Modification of proton-conducting perfluorinated membranes with graphene oxide

Composite proton-conducting membranes with graphene oxide based on a perfluorinated copolymer of the Aquivion${}^\circledR$ type were obtained by casting a mixture of components onto a substrate with subsequent evaporation of the solvent. At fractions of $C_{\mathrm{GO}}\ge$ 0.05 weight%, graphene oxide as a modifier in the matrix created large-scale fibril-type structures (cross size $\sim$1 mm) with parallel packing on scales $\sim$10 mm. Within the fibrils, scanning electron microscopy data revealed a parallel packing of graphene oxide sheets alternating with polymer layers. At $C_{\mathrm{GO}}$ = 0.1 and 0.2 weight% tensile tests of samples along the fibrils showed increased elastic modulus and elastic limit relative to the data for transverse deformation.
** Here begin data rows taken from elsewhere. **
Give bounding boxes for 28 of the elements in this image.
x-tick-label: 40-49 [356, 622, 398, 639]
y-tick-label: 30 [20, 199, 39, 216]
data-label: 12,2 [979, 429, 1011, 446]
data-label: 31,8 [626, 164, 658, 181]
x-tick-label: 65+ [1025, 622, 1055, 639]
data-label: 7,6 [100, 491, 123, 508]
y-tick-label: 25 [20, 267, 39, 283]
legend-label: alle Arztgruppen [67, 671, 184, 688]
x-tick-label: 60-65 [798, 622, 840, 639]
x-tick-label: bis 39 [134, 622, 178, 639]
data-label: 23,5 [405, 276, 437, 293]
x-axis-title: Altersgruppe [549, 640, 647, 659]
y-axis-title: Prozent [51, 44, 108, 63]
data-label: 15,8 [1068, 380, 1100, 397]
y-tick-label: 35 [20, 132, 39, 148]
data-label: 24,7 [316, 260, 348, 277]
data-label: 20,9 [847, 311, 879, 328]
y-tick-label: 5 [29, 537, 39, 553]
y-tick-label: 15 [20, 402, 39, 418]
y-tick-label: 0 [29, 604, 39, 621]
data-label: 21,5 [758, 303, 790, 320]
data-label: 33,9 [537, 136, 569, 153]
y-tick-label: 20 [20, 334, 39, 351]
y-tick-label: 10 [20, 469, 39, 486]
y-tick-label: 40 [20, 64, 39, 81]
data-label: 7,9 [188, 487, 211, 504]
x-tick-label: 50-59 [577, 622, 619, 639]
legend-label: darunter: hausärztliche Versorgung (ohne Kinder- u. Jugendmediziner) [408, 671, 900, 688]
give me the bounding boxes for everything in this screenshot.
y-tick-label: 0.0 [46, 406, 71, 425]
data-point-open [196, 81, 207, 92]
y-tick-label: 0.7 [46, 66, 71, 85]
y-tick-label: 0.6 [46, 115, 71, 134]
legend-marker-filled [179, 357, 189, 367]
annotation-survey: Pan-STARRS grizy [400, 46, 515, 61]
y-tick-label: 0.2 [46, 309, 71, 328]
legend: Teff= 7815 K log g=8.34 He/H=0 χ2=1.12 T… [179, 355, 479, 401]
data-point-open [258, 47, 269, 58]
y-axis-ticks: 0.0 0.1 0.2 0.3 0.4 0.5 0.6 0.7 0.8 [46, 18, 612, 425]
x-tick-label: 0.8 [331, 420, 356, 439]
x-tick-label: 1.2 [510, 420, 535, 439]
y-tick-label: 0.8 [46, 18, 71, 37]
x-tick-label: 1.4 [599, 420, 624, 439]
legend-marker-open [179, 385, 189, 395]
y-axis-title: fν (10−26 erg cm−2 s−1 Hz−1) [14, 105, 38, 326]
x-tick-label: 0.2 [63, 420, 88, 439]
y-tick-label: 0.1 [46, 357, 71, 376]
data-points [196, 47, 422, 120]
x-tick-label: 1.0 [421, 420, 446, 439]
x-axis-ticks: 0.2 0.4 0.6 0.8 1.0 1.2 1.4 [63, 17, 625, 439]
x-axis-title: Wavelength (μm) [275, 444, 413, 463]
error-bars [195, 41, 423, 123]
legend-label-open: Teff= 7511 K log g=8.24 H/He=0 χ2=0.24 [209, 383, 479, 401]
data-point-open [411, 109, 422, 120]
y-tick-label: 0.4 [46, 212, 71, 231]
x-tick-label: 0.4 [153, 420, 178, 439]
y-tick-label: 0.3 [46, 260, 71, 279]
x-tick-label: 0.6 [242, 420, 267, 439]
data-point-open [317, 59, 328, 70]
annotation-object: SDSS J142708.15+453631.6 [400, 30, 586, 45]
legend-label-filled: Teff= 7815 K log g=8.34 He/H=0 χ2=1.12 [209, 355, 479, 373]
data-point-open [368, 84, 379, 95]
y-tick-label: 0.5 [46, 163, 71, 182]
Less modifier fractions (0.02; 0.05 weight%) caused strengthening, an increase in the deformation resource and proton conductivity ($\sim$10%, data for 22; 50$^\circ$С) mainly along the fibrils. The found relationship between the structure, mechanical and conductive properties of composites with variation in the modifier fraction will allow for the targeted design of the membranes, regulating their properties and degree of anisotropy.